Politics & Government

Events honor Lexington's first black city councilman

Friends and family honored Harry Sykes, Lexington's first black City Council member, at a reception Thursday in the mayor's office, recalling his contributions to civil rights and his distinguished career in local government.

Sykes was first elected in 1963 and served four consecutive terms on council. In 1967 he was elected mayor pro-tem. He also served as city manager and chief administrative officer.

"In 1968, after the assassination of Robert Kennedy and Martin Luther King, Harry Sykes helped pull this town together," said Joe Graves, who also was on the council at the time. "He helped give black people confidence in greater justice."

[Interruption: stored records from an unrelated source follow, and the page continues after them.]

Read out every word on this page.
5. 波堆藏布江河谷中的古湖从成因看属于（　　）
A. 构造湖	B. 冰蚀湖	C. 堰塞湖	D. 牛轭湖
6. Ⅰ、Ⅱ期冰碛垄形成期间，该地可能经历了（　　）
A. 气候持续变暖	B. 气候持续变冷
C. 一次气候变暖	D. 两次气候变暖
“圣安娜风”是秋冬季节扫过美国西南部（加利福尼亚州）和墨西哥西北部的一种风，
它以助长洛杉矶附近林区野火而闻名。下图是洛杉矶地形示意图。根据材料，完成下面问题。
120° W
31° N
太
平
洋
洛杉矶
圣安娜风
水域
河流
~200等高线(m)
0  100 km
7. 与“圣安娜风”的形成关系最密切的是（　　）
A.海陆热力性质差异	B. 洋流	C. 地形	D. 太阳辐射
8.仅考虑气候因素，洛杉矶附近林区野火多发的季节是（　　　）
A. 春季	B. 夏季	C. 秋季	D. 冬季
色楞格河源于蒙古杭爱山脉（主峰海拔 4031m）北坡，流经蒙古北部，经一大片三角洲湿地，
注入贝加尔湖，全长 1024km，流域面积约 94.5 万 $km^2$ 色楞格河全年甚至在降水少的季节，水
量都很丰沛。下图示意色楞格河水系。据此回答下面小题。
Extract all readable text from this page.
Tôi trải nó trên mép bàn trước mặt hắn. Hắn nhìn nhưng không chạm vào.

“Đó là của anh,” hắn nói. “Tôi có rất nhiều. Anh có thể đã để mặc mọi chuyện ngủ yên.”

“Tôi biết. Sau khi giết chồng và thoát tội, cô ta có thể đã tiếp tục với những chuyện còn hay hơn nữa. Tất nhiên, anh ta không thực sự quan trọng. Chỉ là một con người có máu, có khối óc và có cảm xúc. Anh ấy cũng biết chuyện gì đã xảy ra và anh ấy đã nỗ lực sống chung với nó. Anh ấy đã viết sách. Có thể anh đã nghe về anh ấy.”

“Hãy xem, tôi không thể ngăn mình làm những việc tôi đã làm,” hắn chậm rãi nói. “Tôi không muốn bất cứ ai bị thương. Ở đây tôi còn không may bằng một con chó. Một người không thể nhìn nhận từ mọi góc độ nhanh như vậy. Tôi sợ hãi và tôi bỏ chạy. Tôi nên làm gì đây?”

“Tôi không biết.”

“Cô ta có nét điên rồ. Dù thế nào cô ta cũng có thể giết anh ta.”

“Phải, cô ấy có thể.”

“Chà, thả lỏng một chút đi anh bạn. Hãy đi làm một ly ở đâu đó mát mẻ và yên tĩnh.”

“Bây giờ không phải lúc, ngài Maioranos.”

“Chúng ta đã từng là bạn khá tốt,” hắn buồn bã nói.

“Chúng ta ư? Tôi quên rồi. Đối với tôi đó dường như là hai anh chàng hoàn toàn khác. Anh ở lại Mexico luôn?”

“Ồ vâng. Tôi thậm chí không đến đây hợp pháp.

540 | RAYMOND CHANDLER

Sykes was a founder of the Lexington Fayette County Urban League and was its president when P.G. Peeples was hired in 1969 as education director. "He signed my first paycheck," said Peeples, who has been with the Urban League almost 44 years and is now president and CEO.

Sykes' wife, Geraldine, said her husband had hoped to attend but had not been in good health recently, and he had suffered a stroke on Wednesday. "He is here in spirit," she said, adding that the family was taking lots of pictures to share with him. Sykes' four sons and daughter were present.

Mayor Jim Gray declared Thursday Harry Sykes Day in Lexington at council's meeting Thursday night.

Sykes' daughter, Paula Brown, thanked the council on behalf of the family.